3rd January 2013
Insurer Prudential has warned that a host of people and not just those earning more than £50,000 could be caught out by the child benefit cuts for higher earners. It has also suggested some ways in which the charge could be mitigated such as using increased pension contributions or gift aid.
Prudential points out that from Monday is it not just those earning £50,000 who could be hit. It says that crucially the definition is not just earnings but ‘adjusted net income’. This means that you could lose some of the benefit when you are receiving rental income or investment income. The Government will also take other ‘remuneration’ such as bonuses and benefits in kind such as car allowances into account.
The definition of adjusted net income is as follows – earnings including benefits in kind and bonuses plus investment income including rental income + savings income + chargeable gains (this is the profit made – for example bond gains).
The insurer says pension contributions can be increased to reduce the figure of adjusted net income. Earnings can be reduced in particular by doing salary sacrifice if the individual is employed. This would then reduce the total adjusted net income. Income from other investments or savings can also be swapped to a non or lower earning spouse.
Prudential retirement expert Matthew Stephens says: “The rules on child benefit give some potentially eye-watering marginal tax rates. For every £100 of income earned between £50,000 and £60,000, 1 per cent of child benefit is lost. For someone who has one child, the annual child benefit is £1,056, meaning that £10.56 is lost for every £100 of income above £50,000. This means an effective rate of income tax of 50.56 per cent on each £100 of income over £50,000.
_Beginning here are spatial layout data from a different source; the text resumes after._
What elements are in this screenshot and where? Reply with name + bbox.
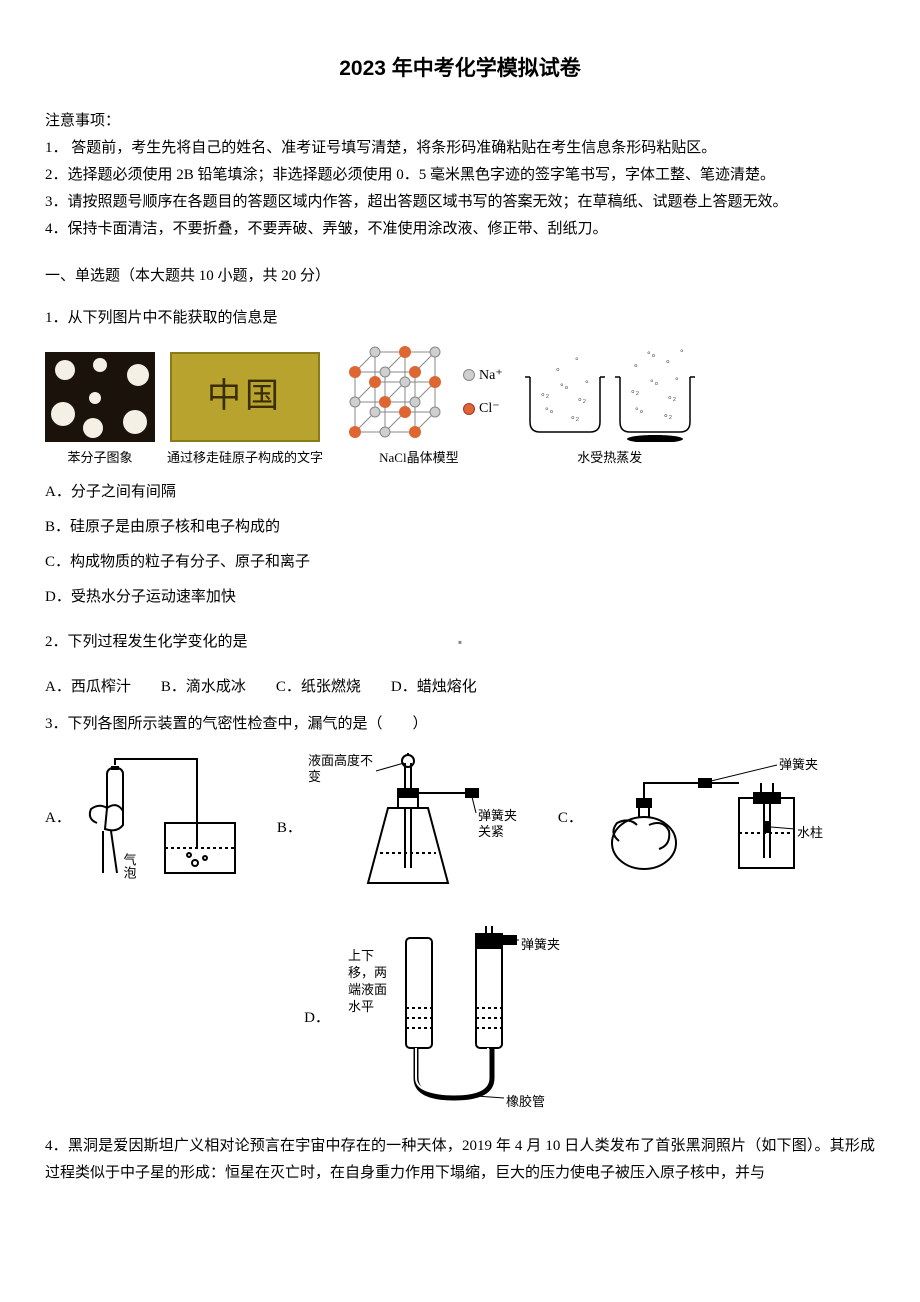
q1-opt-c: C．构成物质的粒子有分子、原子和离子 — [45, 549, 875, 576]
q3-a-letter: A． — [45, 805, 71, 832]
svg-text:°∘: °∘ — [635, 406, 644, 416]
na-dot-icon — [463, 369, 475, 381]
svg-text:°: ° — [675, 376, 679, 386]
q2-opt-d: D．蜡烛熔化 — [391, 674, 477, 701]
svg-text:∘₂: ∘₂ — [540, 389, 550, 399]
svg-text:°∘: °∘ — [650, 378, 659, 388]
instruction-3: 3．请按照题号顺序在各题目的答题区域内作答，超出答题区域书写的答案无效；在草稿纸… — [45, 189, 875, 216]
q3-opt-a: A． 气泡 — [45, 753, 247, 883]
svg-text:∘₂: ∘₂ — [667, 392, 677, 402]
fig-silicon-caption: 通过移走硅原子构成的文字 — [167, 446, 323, 469]
fig-benzene: 苯分子图象 — [45, 352, 155, 469]
q3-opt-b: B． 液面高度不变 弹簧夹关紧 — [277, 753, 528, 903]
q1-figures: 苯分子图象 中国 通过移走硅原子构成的文字 — [45, 342, 875, 469]
cl-dot-icon — [463, 403, 475, 415]
svg-text:°∘: °∘ — [560, 382, 569, 392]
fig-nacl: Na⁺ Cl⁻ NaCl晶体模型 — [335, 342, 503, 469]
q4-stem: 4．黑洞是爱因斯坦广义相对论预言在宇宙中存在的一种天体，2019 年 4 月 1… — [45, 1133, 875, 1187]
svg-text:°∘: °∘ — [545, 406, 554, 416]
svg-text:°: ° — [585, 379, 589, 389]
svg-text:∘: ∘ — [665, 356, 671, 366]
q3-d-svg: 上下移，两端液面水平 弹簧夹 橡胶管 — [336, 918, 616, 1118]
q3-b-label-yemian: 液面高度不变 — [308, 753, 378, 784]
q3-opt-c: C． 弹簧夹 水柱 — [558, 753, 829, 883]
svg-text:°: ° — [680, 348, 684, 358]
q3-d-label-clip: 弹簧夹 — [521, 933, 581, 953]
fig-evap-caption: 水受热蒸发 — [577, 446, 642, 469]
svg-text:∘₂: ∘₂ — [663, 410, 673, 420]
q2-options: A．西瓜榨汁 B．滴水成冰 C．纸张燃烧 D．蜡烛熔化 — [45, 674, 875, 701]
q3-b-svg: 液面高度不变 弹簧夹关紧 — [308, 753, 528, 903]
instruction-2: 2．选择题必须使用 2B 铅笔填涂；非选择题必须使用 0．5 毫米黑色字迹的签字… — [45, 162, 875, 189]
svg-text:∘₂: ∘₂ — [570, 412, 580, 422]
q3-a-svg: 气泡 — [77, 753, 247, 883]
q2-opt-b: B．滴水成冰 — [161, 674, 246, 701]
silicon-image: 中国 — [170, 352, 320, 442]
q3-d-label-updown: 上下移，两端液面水平 — [348, 948, 398, 1016]
q3-c-label-clip2: 弹簧夹 — [779, 753, 829, 773]
q1-opt-a: A．分子之间有间隔 — [45, 479, 875, 506]
q3-a-label-qipao: 气泡 — [121, 853, 136, 880]
svg-text:°: ° — [575, 356, 579, 366]
q3-c-letter: C． — [558, 805, 583, 832]
svg-text:°∘: °∘ — [647, 350, 656, 360]
instructions-heading: 注意事项： — [45, 108, 875, 135]
fig-nacl-caption: NaCl晶体模型 — [379, 446, 458, 469]
q3-options-row2: D． 上下移，两端液面水平 弹簧夹 橡胶管 — [45, 918, 875, 1118]
page-title: 2023 年中考化学模拟试卷 — [45, 50, 875, 88]
q3-d-letter: D． — [304, 1005, 330, 1032]
instruction-1: 1． 答题前，考生先将自己的姓名、准考证号填写清楚，将条形码准确粘贴在考生信息条… — [45, 135, 875, 162]
q3-opt-d: D． 上下移，两端液面水平 弹簧夹 橡胶管 — [304, 918, 616, 1118]
cl-label: Cl⁻ — [479, 401, 500, 416]
q3-c-svg: 弹簧夹 水柱 — [589, 753, 829, 883]
q1-opt-b: B．硅原子是由原子核和电子构成的 — [45, 514, 875, 541]
q3-c-label-watercol: 水柱 — [797, 821, 829, 841]
benzene-image — [45, 352, 155, 442]
q2-opt-c: C．纸张燃烧 — [276, 674, 361, 701]
svg-text:∘: ∘ — [555, 364, 561, 374]
nacl-legend: Na⁺ Cl⁻ — [463, 363, 503, 421]
q3-b-label-clip: 弹簧夹关紧 — [478, 808, 528, 839]
na-label: Na⁺ — [479, 368, 503, 383]
q1-opt-d: D．受热水分子运动速率加快 — [45, 584, 875, 611]
q3-options-row1: A． 气泡 B． — [45, 753, 875, 903]
fig-silicon: 中国 通过移走硅原子构成的文字 — [167, 352, 323, 469]
q3-b-letter: B． — [277, 815, 302, 842]
svg-text:∘: ∘ — [633, 360, 639, 370]
fig-benzene-caption: 苯分子图象 — [67, 446, 132, 469]
nacl-svg — [335, 342, 455, 442]
q2-opt-a: A．西瓜榨汁 — [45, 674, 131, 701]
svg-text:∘₂: ∘₂ — [630, 386, 640, 396]
fig-evap: ∘₂ °∘ ∘₂ °∘ ∘₂ ° ∘ ° ∘₂ °∘ ∘₂ °∘ ∘₂ ° ∘ °∘ ∘ ° 水受热蒸发 — [515, 342, 705, 469]
instruction-4: 4．保持卡面清洁，不要折叠，不要弄破、弄皱，不准使用涂改液、修正带、刮纸刀。 — [45, 216, 875, 243]
q3-d-label-rubber: 橡胶管 — [506, 1090, 566, 1110]
q2-stem: 2．下列过程发生化学变化的是 — [45, 629, 418, 656]
q3-stem: 3．下列各图所示装置的气密性检查中，漏气的是（ ） — [45, 711, 875, 738]
q1-stem: 1．从下列图片中不能获取的信息是 — [45, 305, 875, 332]
svg-text:∘₂: ∘₂ — [577, 394, 587, 404]
page-marker-icon: ▪ — [458, 632, 462, 654]
section-1-header: 一、单选题（本大题共 10 小题，共 20 分） — [45, 263, 875, 290]
evap-svg: ∘₂ °∘ ∘₂ °∘ ∘₂ ° ∘ ° ∘₂ °∘ ∘₂ °∘ ∘₂ ° ∘ °∘ ∘ ° — [515, 342, 705, 442]
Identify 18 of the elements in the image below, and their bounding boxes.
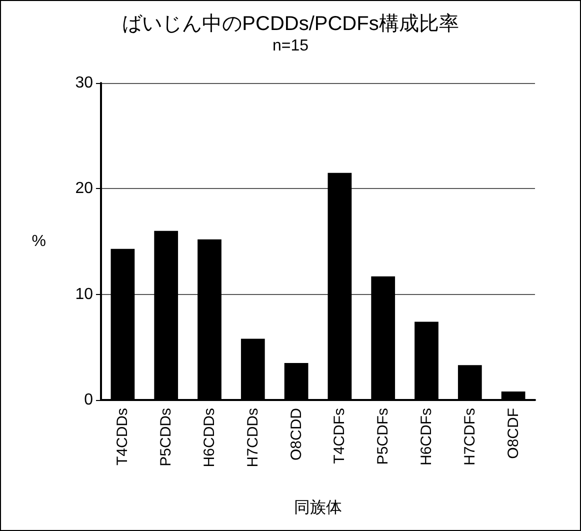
y-tick-label: 30 [75, 74, 94, 92]
y-axis-title: % [32, 233, 46, 250]
x-tick-label: O8CDD [288, 408, 305, 461]
x-tick-label: P5CDDs [158, 408, 175, 466]
y-tick-label: 0 [84, 392, 94, 408]
x-tick-label: P5CDFs [374, 408, 392, 465]
x-tick-label: T4CDDs [114, 408, 132, 466]
y-tick-label: 20 [75, 180, 94, 198]
x-tick-label: H7CDDs [244, 408, 262, 468]
x-tick-label: H7CDFs [461, 408, 478, 466]
x-tick-label: T4CDFs [331, 408, 348, 464]
x-tick-label: O8CDF [504, 408, 522, 459]
chart-title: ばいじん中のPCDDs/PCDFs構成比率 [122, 13, 459, 35]
x-tick-label: H6CDDs [201, 408, 218, 468]
x-axis-title: 同族体 [294, 498, 342, 516]
x-tick-label: H6CDFs [418, 408, 435, 466]
chart-subtitle: n=15 [272, 38, 309, 54]
y-tick-label: 10 [75, 286, 94, 303]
“The rate increases in line with the more children you have. For four children, it is 71.46 per cent. The good news is that this could effectively be reclaimed by making pension contributions. Someone earning between £50,000 and £60,000 with four children could pay £100 extra into a pension and get 71.46 per cent marginal tax relief – a net cost to the individual of £28.54.”
Prudential has also provided some worked examples set out below.
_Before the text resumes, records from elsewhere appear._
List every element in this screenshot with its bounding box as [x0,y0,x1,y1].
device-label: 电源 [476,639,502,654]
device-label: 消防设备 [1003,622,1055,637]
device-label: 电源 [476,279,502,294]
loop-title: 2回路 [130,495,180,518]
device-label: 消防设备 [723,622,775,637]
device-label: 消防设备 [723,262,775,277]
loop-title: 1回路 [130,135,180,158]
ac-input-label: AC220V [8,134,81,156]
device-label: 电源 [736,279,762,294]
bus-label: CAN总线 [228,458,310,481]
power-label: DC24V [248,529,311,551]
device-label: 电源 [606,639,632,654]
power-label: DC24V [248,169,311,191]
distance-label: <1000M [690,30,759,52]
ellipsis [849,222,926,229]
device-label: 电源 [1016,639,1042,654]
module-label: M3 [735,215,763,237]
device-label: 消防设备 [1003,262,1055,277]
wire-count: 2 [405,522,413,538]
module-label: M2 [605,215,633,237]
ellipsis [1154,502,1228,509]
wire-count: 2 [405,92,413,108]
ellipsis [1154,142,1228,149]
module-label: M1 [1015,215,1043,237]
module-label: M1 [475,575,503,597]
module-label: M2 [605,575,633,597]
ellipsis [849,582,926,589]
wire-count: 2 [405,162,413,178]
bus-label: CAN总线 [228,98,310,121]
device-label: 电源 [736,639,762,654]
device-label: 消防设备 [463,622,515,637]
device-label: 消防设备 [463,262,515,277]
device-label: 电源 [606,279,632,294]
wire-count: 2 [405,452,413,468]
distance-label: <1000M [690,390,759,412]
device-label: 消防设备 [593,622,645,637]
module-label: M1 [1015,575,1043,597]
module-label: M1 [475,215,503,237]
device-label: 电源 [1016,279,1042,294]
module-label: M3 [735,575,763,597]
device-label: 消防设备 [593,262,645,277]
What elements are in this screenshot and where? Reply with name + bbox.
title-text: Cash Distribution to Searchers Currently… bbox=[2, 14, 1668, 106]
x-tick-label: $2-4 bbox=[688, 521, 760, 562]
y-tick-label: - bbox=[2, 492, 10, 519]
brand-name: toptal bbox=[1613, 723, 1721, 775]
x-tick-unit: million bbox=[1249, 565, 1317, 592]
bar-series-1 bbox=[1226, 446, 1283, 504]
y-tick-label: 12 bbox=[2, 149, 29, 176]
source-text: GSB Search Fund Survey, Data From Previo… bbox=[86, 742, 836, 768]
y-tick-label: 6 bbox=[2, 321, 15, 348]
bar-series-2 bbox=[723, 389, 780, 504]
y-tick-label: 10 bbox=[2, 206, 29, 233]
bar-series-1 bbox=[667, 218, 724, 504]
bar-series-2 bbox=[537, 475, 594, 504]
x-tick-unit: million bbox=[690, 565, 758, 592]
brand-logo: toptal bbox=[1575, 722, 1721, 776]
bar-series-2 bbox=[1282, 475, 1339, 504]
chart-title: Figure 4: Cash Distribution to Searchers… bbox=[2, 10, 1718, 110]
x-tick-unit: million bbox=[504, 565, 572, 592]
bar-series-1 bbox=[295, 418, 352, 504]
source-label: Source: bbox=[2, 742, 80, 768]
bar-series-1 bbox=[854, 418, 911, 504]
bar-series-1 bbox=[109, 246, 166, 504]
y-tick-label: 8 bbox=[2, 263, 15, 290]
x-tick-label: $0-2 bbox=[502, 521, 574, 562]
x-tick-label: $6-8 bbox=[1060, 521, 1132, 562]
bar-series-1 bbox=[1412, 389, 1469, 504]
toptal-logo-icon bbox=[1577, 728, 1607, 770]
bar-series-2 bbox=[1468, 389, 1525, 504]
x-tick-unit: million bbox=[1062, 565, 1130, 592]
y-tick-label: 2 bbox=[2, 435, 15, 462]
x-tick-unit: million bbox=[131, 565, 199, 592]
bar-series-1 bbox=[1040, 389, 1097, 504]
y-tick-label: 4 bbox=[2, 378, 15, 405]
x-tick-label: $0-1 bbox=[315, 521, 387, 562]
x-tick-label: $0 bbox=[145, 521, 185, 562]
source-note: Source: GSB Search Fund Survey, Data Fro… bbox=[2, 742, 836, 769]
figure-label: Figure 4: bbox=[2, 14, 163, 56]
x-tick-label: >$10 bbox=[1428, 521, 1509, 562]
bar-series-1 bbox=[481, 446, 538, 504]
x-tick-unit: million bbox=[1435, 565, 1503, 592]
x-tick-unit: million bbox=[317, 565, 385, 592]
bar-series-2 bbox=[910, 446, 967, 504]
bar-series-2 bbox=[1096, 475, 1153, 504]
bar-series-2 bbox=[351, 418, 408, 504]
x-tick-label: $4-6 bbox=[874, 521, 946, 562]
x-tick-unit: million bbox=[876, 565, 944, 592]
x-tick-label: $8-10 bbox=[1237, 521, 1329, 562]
Family A – Mr and Mrs A have three children. Mrs A receives child benefit of £2,449.20. Mr A has a base salary of £40,000 plus a company car with a benefit in kind value of £5,000 plus a bonus of £10,000. Mr A's adjusted net income is £55,000. Mrs A will still receive the child benefit but Mr A will have to pay a tax charge.
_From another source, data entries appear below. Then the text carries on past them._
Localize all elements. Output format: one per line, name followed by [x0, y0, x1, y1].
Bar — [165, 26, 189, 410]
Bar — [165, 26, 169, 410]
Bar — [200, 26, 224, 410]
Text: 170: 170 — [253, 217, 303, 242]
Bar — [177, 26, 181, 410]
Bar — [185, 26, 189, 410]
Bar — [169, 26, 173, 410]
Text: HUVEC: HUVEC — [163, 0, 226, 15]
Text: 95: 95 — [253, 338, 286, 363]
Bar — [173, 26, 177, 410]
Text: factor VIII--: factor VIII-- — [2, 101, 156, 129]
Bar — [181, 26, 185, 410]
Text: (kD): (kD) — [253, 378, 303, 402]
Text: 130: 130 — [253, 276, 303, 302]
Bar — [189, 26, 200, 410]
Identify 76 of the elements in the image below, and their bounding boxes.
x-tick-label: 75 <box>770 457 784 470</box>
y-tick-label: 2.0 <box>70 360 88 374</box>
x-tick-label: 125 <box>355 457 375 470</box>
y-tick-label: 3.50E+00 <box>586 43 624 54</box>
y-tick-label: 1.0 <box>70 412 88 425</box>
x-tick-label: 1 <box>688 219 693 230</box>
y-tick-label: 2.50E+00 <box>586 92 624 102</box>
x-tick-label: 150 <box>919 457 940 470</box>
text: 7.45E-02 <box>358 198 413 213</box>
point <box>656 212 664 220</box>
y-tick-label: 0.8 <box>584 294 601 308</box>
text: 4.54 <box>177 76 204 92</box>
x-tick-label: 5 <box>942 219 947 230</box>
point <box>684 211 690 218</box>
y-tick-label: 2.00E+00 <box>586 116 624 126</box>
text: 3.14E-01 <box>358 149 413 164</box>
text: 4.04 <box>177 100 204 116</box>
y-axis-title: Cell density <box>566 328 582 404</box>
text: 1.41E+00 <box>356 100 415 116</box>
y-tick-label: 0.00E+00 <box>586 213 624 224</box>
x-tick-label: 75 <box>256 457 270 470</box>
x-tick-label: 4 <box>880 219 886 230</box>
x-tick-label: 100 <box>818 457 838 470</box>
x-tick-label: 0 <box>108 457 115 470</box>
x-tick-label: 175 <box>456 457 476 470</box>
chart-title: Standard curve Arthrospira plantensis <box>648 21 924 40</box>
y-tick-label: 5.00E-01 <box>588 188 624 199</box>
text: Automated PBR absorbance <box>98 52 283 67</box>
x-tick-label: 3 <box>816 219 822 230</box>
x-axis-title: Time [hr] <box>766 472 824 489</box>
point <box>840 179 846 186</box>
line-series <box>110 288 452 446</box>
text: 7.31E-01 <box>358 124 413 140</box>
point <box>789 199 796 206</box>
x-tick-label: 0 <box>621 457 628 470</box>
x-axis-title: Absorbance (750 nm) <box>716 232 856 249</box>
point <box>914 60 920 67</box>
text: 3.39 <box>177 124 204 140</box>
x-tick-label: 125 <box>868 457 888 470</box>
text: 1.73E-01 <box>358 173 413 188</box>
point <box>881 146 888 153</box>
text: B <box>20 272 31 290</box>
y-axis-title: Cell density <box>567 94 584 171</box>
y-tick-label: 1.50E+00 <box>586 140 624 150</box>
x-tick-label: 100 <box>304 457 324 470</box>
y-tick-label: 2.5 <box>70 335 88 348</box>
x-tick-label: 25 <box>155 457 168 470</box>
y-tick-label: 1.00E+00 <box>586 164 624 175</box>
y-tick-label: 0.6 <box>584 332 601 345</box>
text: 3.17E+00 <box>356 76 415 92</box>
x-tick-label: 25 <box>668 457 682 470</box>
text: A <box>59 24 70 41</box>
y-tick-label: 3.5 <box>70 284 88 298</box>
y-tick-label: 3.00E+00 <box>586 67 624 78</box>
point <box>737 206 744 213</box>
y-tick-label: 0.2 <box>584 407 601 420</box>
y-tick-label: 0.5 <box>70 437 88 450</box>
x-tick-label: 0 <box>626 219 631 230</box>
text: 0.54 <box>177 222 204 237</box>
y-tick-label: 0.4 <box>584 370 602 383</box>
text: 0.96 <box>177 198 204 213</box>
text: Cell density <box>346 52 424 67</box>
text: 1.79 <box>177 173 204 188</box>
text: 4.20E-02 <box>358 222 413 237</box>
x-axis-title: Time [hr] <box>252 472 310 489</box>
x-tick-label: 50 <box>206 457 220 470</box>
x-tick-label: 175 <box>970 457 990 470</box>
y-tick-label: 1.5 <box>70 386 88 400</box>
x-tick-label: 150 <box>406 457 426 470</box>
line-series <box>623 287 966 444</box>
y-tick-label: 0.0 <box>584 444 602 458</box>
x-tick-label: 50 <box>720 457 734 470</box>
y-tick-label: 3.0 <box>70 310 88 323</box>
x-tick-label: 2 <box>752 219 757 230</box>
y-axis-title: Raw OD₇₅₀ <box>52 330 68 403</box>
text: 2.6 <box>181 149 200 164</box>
As his adjusted net income falls between £50,000 and £60,000 the tax charge is 1% for every £100 over £50,000.
This means that his tax charge would be 5000/100 = 50% of child benefit received = £1,224 (the figure is rounded down)
Family B – Ms B has two children and receives child benefit of £1,752.40. She earns £34,000 but has inherited various properties which she rents out and these provide annual rental income of £23,000. Her total adjusted net income is £57,000. Ms B tax charge would be 7000/100 = 70% of child benefit received = £1,226
Family C – Mr C has earnings of £25,000. Mrs C has earnings of £35,000. Mr and Mrs C have 4 children and Mrs C receives £3,146 in child benefit. Mrs C inherits a bond which she decides to sell. The profit made is £40,000. This is added onto her earnings which means that her adjusted net income is £75,000. As her adjusted net income is over £60,000, Mrs C will incur a tax charge of £3,146 which effectively wipes out the child benefit received.
Mindful Money view
These are complicated and of course expensive changes. Mindful Money suggests that you may wish to consult with an IFA or accountant to consider all the planning options surrounding the change.There has been a big change in way people pay for advice i.e. pension firms and fund managers can no longer pay commission to an adviser, but if you are serious about mitigating the impact of the benefit changes it may be advisable to consult a professional and arrange to pay a fee. It could definitely be worth your while financially.